After helping to topple the prime minister, the leader of France’s far fight, Marine le Pen, has now set her sights on French President Emmanuel Macron. That has given the Socialists leverage as Macron tries to appoint a new prime minister to replace Michel Barnier following his ouster last week. To do so, Macron held talks with the Socialists this week but pointedly excluded Le Pen’s National Rally on the grounds that the party was part of an “anti-Republican” front.
As if drawn to the smell of blood, incoming U.S. President Donald Trump was in Paris last weekend, ostensibly to celebrate the reopening of the Notre Dame cathedral, but he also met with Macron. Europe has little to celebrate from his arrival. Already contending with the cost of defending itself against a Russian peril amid moribund economic growth, a rising right and France’s political crisis, Europe must now contend with the prospect that Trump will slap blanket tariffs on European exports to the United States.
Giant U.S. bond investor Pimco believes this witches brew of factors is likely to force European policymakers to cut interest rates, forcing the Euro lower. The Euro has already declined more than 5% against the U.S. dollar since September and the market is predicting as much as a 1.75% decline in the European Central Bank’s deposit rate, to 1.5% from 3.25%.

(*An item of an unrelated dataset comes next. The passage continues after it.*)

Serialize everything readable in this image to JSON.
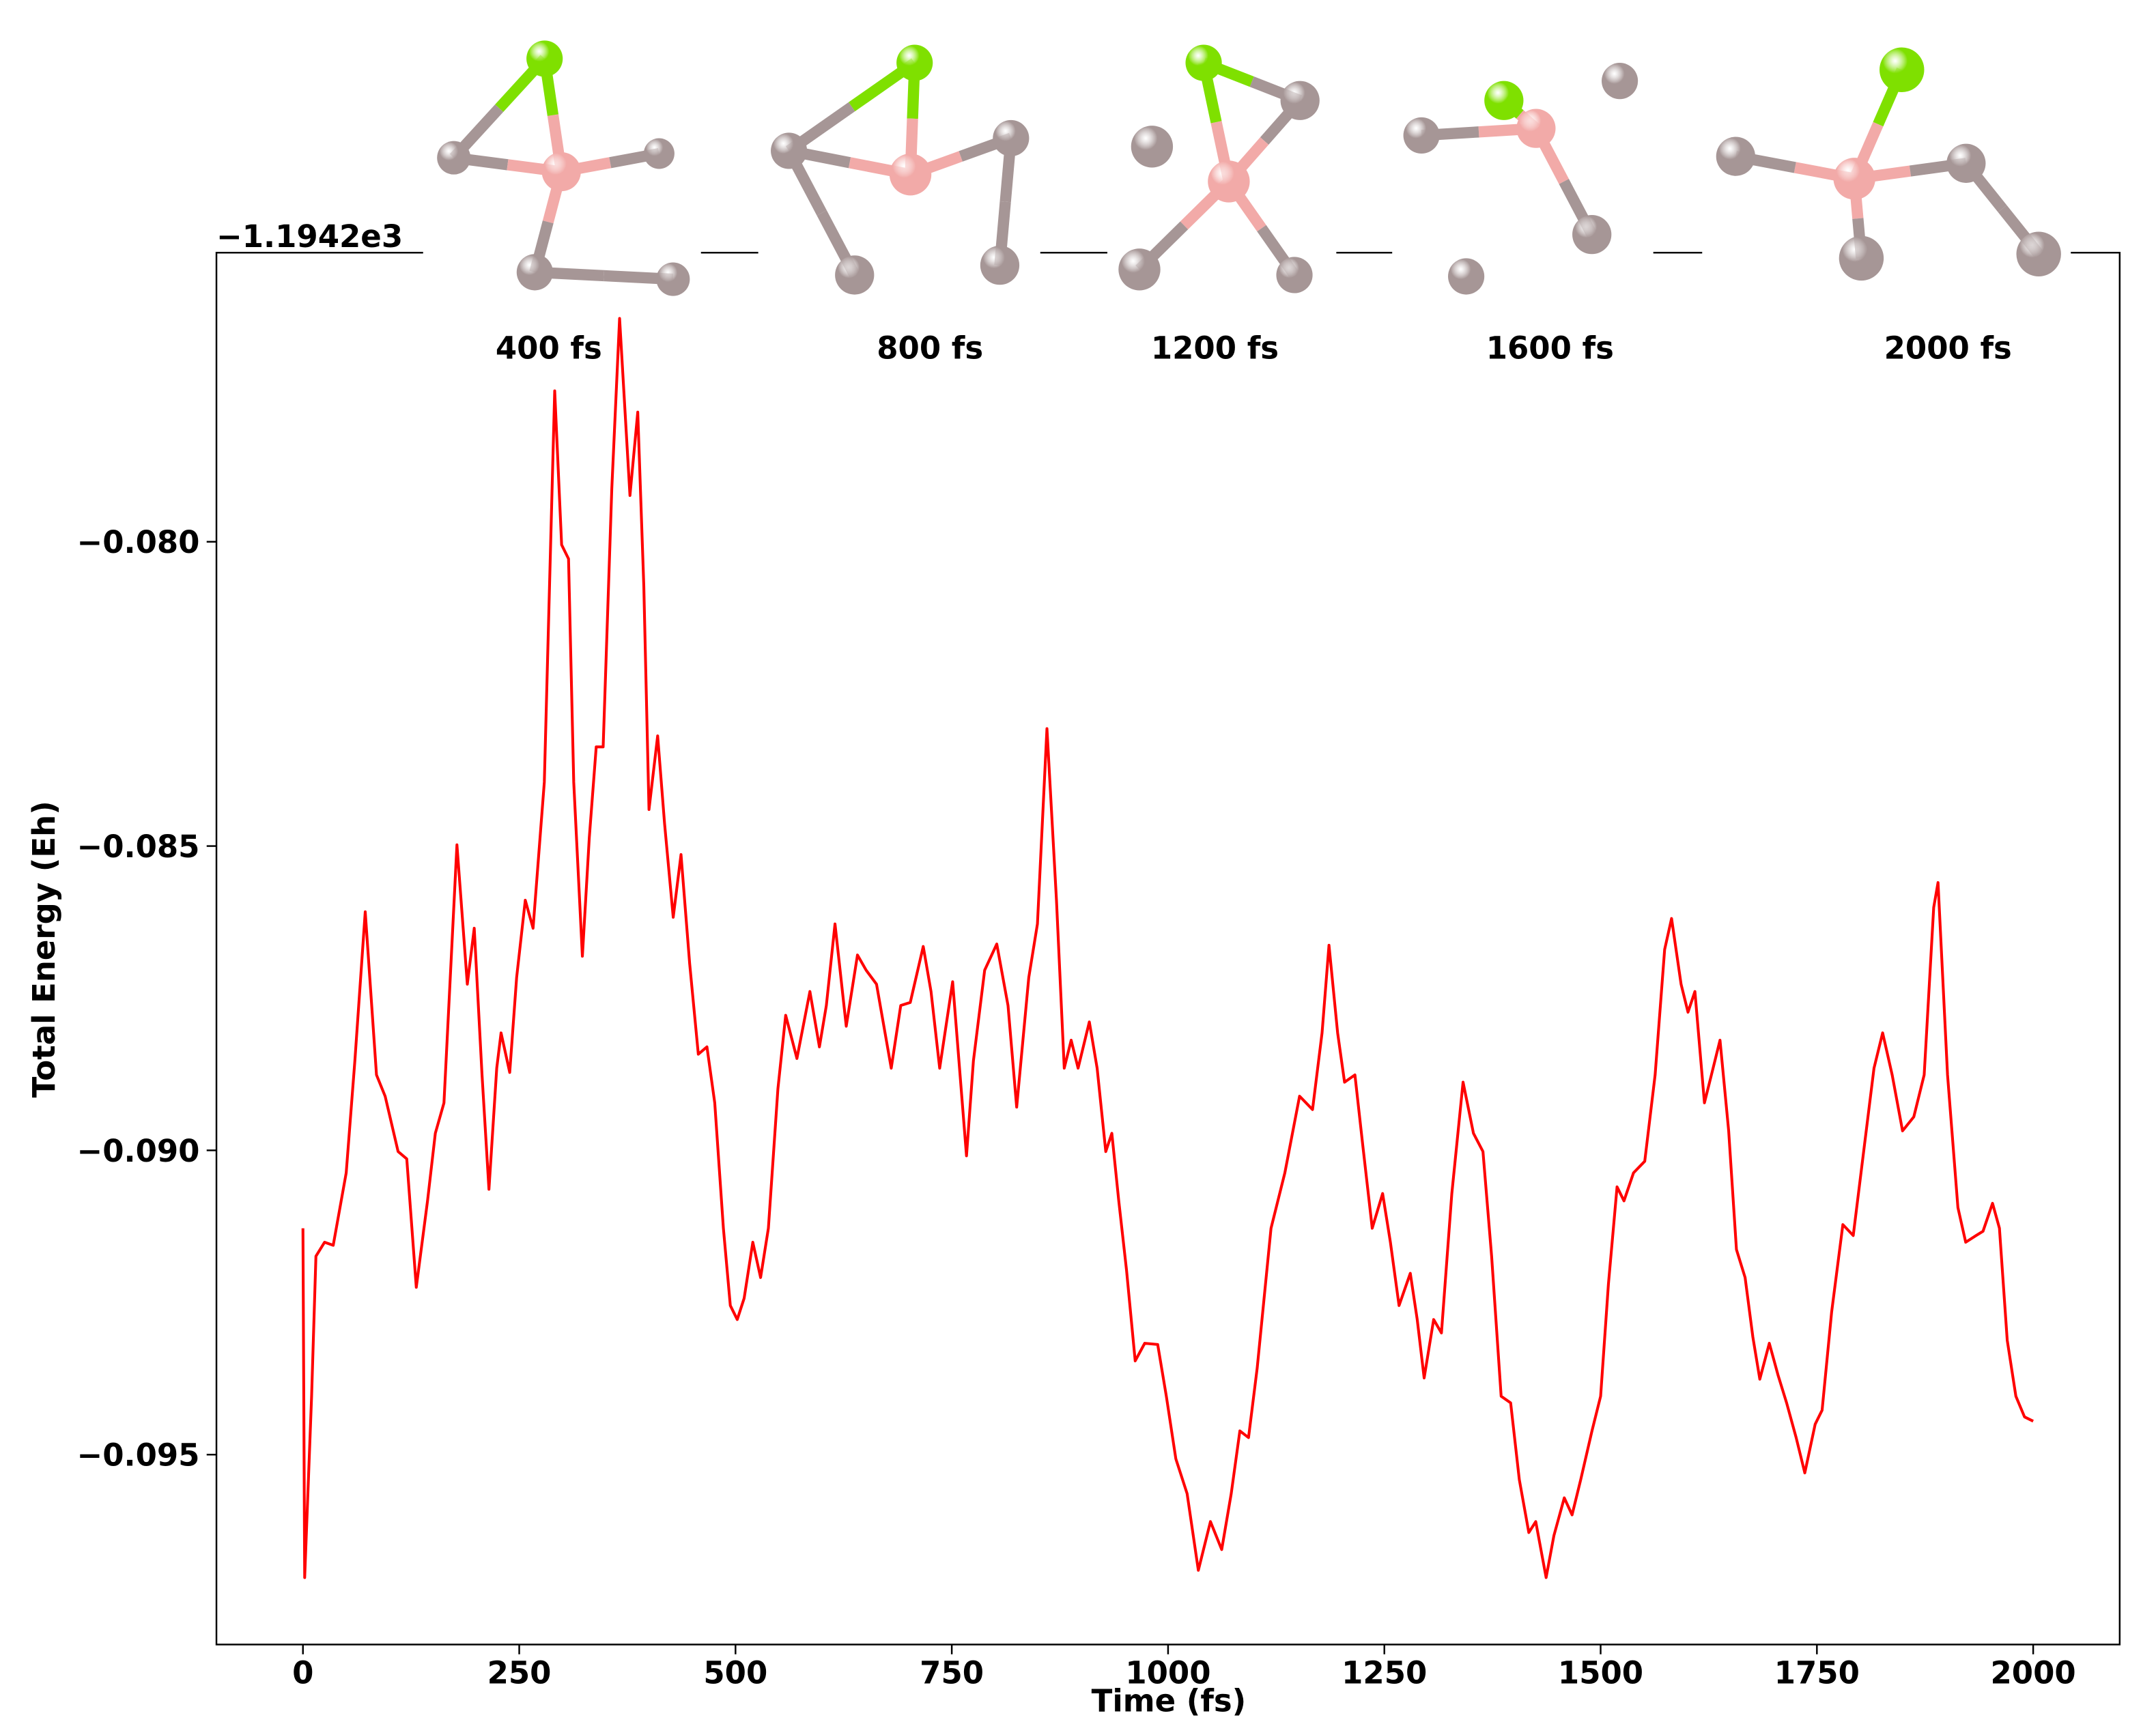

European nations may need to double their military aid to Ukraine, too, if Trump pulls the plug on U.S. shipments. To tide Ukraine over, outgoing U.S. President Joe Biden has approved a $988 billion weapons package for Kyiv, which believes it now has enough to keep fighting through next year. Ukrainian President Volodymyr Zelensky is asking Western allies to give it up to a dozen more Patriot anti-missile batteries, suggesting they use frozen Russian assets to pay for them.

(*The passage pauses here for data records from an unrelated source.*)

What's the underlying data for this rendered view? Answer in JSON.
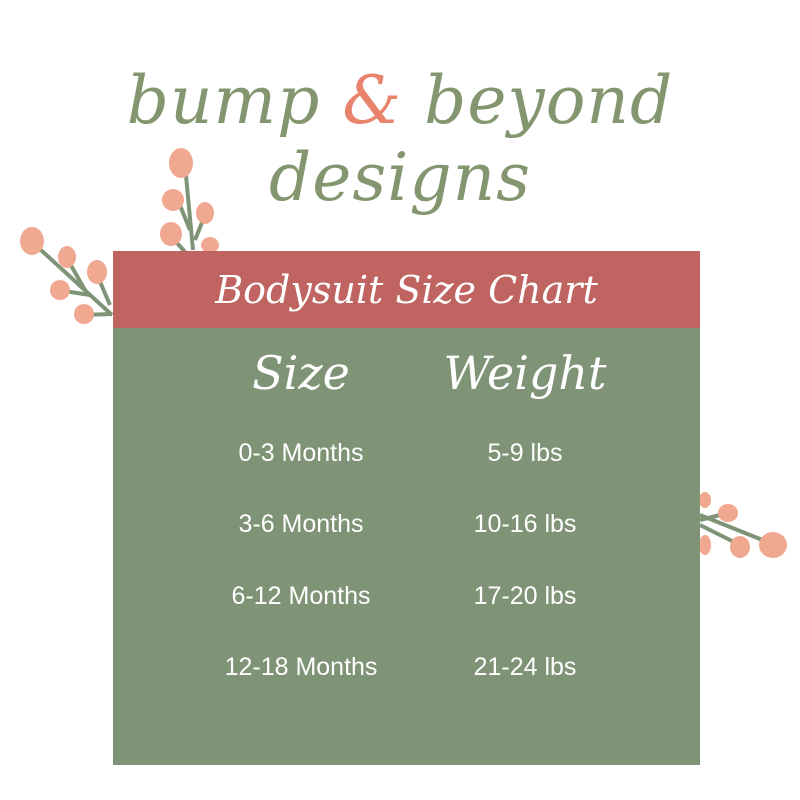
{
  "brand": {
    "part1": "bump ",
    "ampersand": "&",
    "part2": " beyond designs"
  },
  "chart": {
    "title": "Bodysuit Size Chart",
    "headers": [
      "Size",
      "Weight"
    ],
    "rows": [
      [
        "0-3 Months",
        "5-9 lbs"
      ],
      [
        "3-6 Months",
        "10-16 lbs"
      ],
      [
        "6-12 Months",
        "17-20 lbs"
      ],
      [
        "12-18 Months",
        "21-24 lbs"
      ]
    ]
  },
  "colors": {
    "header_band": "#c06462",
    "panel": "#7f9477",
    "logo": "#84966f",
    "accent": "#e8836c",
    "berry": "#f0a890"
  },
  "icons": [
    "berry-branch-icon"
  ]
}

But Europe also fears that it—not Ukraine—may be Russian President Vladimir Putin’s next target. Belarusian President Alexander Lukashenko said Tuesday that Moscow was giving it some of the new Oreshnik missiles in response to Lithuanian and Polish troops near Belarus’ western border.

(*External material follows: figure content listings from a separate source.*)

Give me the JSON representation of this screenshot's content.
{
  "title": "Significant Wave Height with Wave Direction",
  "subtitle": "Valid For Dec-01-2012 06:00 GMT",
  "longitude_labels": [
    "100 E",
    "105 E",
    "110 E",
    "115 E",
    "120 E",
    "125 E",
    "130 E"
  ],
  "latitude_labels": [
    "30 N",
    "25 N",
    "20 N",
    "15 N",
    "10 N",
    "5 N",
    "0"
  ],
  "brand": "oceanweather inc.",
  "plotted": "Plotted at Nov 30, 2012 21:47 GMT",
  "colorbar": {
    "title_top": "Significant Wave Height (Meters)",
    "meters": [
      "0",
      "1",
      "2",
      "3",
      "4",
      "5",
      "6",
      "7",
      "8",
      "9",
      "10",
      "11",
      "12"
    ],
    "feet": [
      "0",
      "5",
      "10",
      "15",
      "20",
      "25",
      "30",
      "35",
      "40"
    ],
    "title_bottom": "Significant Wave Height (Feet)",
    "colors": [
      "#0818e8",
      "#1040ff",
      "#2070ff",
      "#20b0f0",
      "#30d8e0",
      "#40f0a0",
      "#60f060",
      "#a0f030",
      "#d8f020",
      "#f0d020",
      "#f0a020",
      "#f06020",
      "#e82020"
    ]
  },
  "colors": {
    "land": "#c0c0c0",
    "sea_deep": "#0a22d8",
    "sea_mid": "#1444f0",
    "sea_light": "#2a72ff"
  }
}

Russia unveiled the new intermediate-range missile last month by using an unarmed version to strike an arms factory Ukraine. Putin has boasted that, in addition to being nuclear-capable, the Oreshnik is also hypersonic. Most intermediate- and long-range missiles achieve hypersonic speeds when they re-enter the Earth’s atmosphere. It’s not clear, however, whether the Oreshnik uses the kind of aerodynamics that differentiates a “hypersonic” missile from a ballistic one. Putin said after the Oreshnik’s launch, however, that “as of today there are no means of counteracting such a weapon.”